When someone navigates to your site, the visuals are the first thing they notice, so they need to make a big impact. What type of images are best, though? As a designer, you have the choice of stock photography and graphics, original illustrations, and original photographs. Though stock content rarely has a place in site design, original images can shape your site into a powerful promotional tool.

Engaging With Illustrations

One reason that websites often lean heavily on illustrations in their design is that basic images with clean lines and solid colors are appealing to the eye, and they help keep the overall site simple and easy to use. Overly busy site design, on the other hand, tends to increase cart abandonment and bounce rates. Plus, if you are on a production budget, it’s much easier to find appealing stock illustrations than stock photos.

How Photos Function

In comparison to illustrations, photos can be much more challenging to use on a website. Stock photos, in particular, can really detract from your website. Research actually shows that readers skip over stock images like they aren’t there. At this juncture, they’re so overused that the brain recognizes them without even processing the content. Original photography, however, can engage users and make them feel more connected with your business.

Creating A Winning Combination

Though both illustrations and photos have their place in web design, many of the best pages use an innovative combination of the two to bring different elements of the site together.
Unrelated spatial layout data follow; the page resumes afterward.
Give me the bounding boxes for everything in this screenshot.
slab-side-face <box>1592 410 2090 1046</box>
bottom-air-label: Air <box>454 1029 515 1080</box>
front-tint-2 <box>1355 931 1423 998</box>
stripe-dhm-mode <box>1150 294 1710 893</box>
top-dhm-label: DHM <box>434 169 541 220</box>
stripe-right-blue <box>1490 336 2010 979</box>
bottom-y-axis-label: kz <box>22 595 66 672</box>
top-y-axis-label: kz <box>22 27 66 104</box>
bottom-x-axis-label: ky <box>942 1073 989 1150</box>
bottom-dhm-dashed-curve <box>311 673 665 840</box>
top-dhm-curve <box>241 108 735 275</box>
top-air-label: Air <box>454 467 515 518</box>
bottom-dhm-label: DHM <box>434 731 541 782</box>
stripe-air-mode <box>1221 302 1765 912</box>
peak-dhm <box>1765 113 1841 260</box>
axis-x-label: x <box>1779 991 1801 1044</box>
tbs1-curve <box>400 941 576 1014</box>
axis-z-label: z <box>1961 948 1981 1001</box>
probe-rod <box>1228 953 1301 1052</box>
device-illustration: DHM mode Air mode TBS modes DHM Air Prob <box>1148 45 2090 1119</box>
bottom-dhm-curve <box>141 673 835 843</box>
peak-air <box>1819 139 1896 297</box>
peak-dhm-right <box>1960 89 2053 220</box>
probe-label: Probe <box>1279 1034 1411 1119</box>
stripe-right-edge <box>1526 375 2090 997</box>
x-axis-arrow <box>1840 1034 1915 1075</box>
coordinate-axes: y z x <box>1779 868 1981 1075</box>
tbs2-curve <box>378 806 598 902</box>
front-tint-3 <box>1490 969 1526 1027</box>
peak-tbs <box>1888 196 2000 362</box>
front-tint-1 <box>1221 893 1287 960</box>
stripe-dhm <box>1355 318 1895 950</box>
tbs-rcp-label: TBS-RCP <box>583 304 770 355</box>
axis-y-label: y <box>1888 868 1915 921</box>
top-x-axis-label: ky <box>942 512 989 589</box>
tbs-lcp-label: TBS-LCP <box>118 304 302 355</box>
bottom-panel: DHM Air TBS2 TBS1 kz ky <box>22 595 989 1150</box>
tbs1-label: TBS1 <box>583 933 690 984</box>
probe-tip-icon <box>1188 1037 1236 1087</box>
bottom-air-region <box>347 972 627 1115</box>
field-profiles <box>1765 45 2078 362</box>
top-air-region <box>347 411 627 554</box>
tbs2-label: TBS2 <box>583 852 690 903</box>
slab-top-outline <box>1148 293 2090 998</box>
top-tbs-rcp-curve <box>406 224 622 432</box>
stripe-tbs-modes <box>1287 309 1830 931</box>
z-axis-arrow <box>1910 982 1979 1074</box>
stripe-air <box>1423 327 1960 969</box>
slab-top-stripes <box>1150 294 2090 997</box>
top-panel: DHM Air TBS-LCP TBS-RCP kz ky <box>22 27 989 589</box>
Green Residential, a property management group in Houston, for example, uses simple illustrations to ground their site – solid green images of homes, financial symbols, and maintenance tools. Then, moving beyond that, the site includes real images of the company’s staff, creating a tangible connection with the business.

Another successful site that combines illustrations and photography to successfully engage readers is The Outline, a popular culture and politics site. At first glance, The Outline may seem overwhelming – targeting a millennial audience, the site bursts with color. On closer examination, however, it’s easy to see that the designers are innovating on several basic forms. Staple visuals like emojis and globes are interspersed with original photographs and even color modifications and distortions. It’s a novel take on ordinary visual content.

Identifying Your Visual Narrative

Whenever you’re working on a website, the easiest way to determine what types of visuals will be most effective is to think about the underlying narrative. Returning to the earlier examples, it’s easy to see that Green Residential’s use of images is designed to drive sales; the illustrations are straight out of a marketing presentation and they come together with narrative thrust. Even though there are both illustrations and photographs, they don’t exist at odds with each other.

In comparison, The Outline’s images aren’t designed to mesh together in the way seen on Green Residential; each news article is distinct, so the graphics are equally independent of each other. Ultimately, in addition to narrative, the most important elements are accuracy and professionalism. As long as the graphics present a polished face that’s cohesive with the underlying brand, then they’re doing their job.

Improved photography technology has made it simple for even amateur photographers to produce professional quality images, but if you’re not up to the challenge, it’s time to call in the professionals. Though the phrase, “you have to spend money to make money” is somewhat overused, it definitely applies to website design. If you don’t invest in quality content – both in terms of visuals and written material – you won’t draw an audience or make a profit. It may seem minor at the time, but those little images are a big picture issue.